原本的三國曆史中,襄陽城就像是魏國插在吳國眼皮子底下的一根釘子,使得吳國即使殺敗了關羽,奪取了江陵等要地,卻依然日夜難安。
當年的南宋,正是因為被蒙古軍攻破了襄陽,喪失了長江中游的門戶,最終才致亡國。
襄陽城有多重要,顏良是再清楚不過,而現在,這座傳奇般的城市,離顏良就只有咫尺之遙。
當天,顏良會合甘寧的五千兵馬,從北東西三個方向,對襄陽完成了包圍。
而在徐庶的建議下,顏良特地留下了南門不圍。
襄陽城軍民人心惶惶,多半都在想著南逃,而顏良一旦把四面圍死,反而會促使敵人決死守城。
顏良自知兵少,如果敵人死守的話,想要強攻下襄陽這座天下堅城實在不是件易事,即使攻下,己軍也必付出慘重的代價,這是顏良不想看到的。
留下一門不圍,也就等於給襄陽人留了一條生路,讓他們多了一個棄城而逃的選擇。
圍城已畢,顏良並未急於發動進攻。而是先打起了心理戰。
北郊的那一場大戰,顏良還留有幾千顆荊州降卒的人頭,如今正好派上用場。
顏良下令,將這些人頭用拋石機統統投進襄陽城中,他要用這些血淋淋的人頭,來震懾城中那些頑抗之徒的心。
果然,當那漫天而下的人頭落下里。襄陽城本就惶惶的人心,立時因敵人這恐怖之舉變得更加不可收拾。
此外,顏良還向城中射入上千封勸降書。勸城中計程車民開城投降,否則一旦破城,男女老幼將一命不留。以作為他們「助紂為虐」,協助劉表的懲罰。
多重心理戰之下,據城中細作發來的情報,此時的襄陽城可謂是風雨飄搖,滿城人心思亂,眼看著一副不攻自破的態勢。
顏良便暫不攻城,只等坐看劉表落荒而逃,然後自己就可以兵不血刃的入城。
然而,令顏良感到意外的時,隨著時間的推移。預想中的內亂並沒有出現,襄陽城依舊固若磐石。
幾天之後,細作們送出的最新密報,方才令顏良恍然大悟。
關鍵時刻,荊襄的大族們開始發力了。
以蒯家和蔡家為首的荊州大族。紛紛慷慨解囊,把自家僮客部曲拉出來,協助劉表守城。
單隻蒯家和蔡家兩族,就動員了將近四千餘部曲,再加上其餘幾族豪強土著,短短幾天的時間裡。劉表的手底下就多出了近萬的兵馬。
儘管這些私兵的戰鬥力不及正規軍,但加上原有的萬餘殘兵,兩萬兵馬的數量,也讓劉表一下子多了不少底氣。

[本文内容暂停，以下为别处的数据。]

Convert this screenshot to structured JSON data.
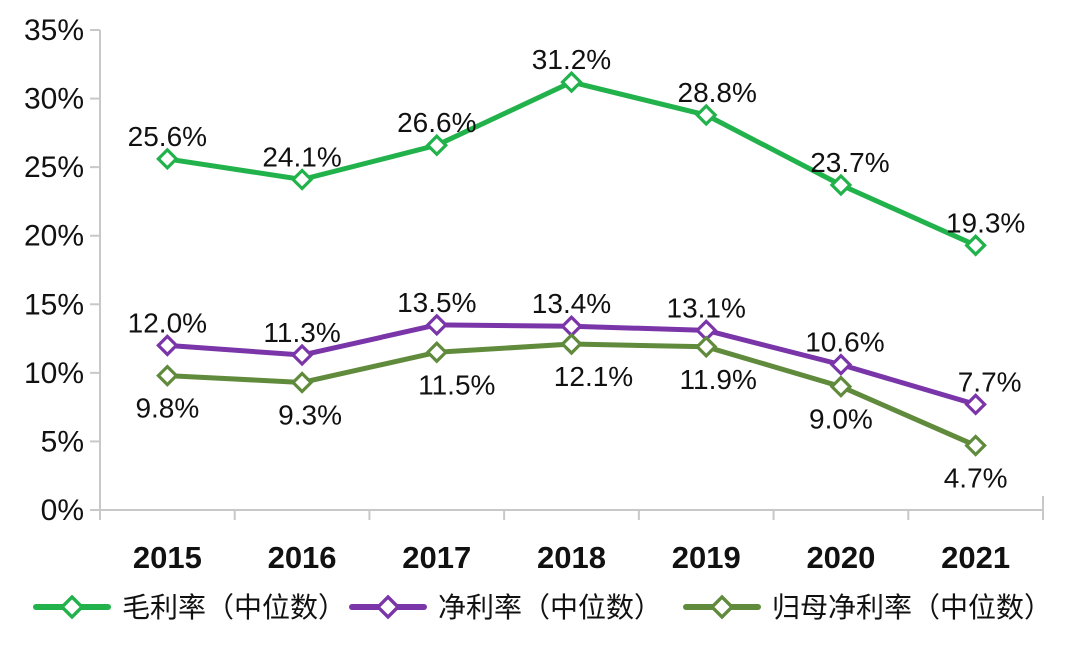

劉表依靠著這些大族豪強支援,將四門要害牢牢的控制在手中,又請各族有名望人物出名,到處去安撫襄陽的民心,勸說他們不要為顏良蠱惑,要堅定的支援劉州牧。
這些豪強大族們在民間的影響力,甚至比劉表這個州牧還要大,有他們一齣面,襄陽城恐慌的情緒很快就穩定下來。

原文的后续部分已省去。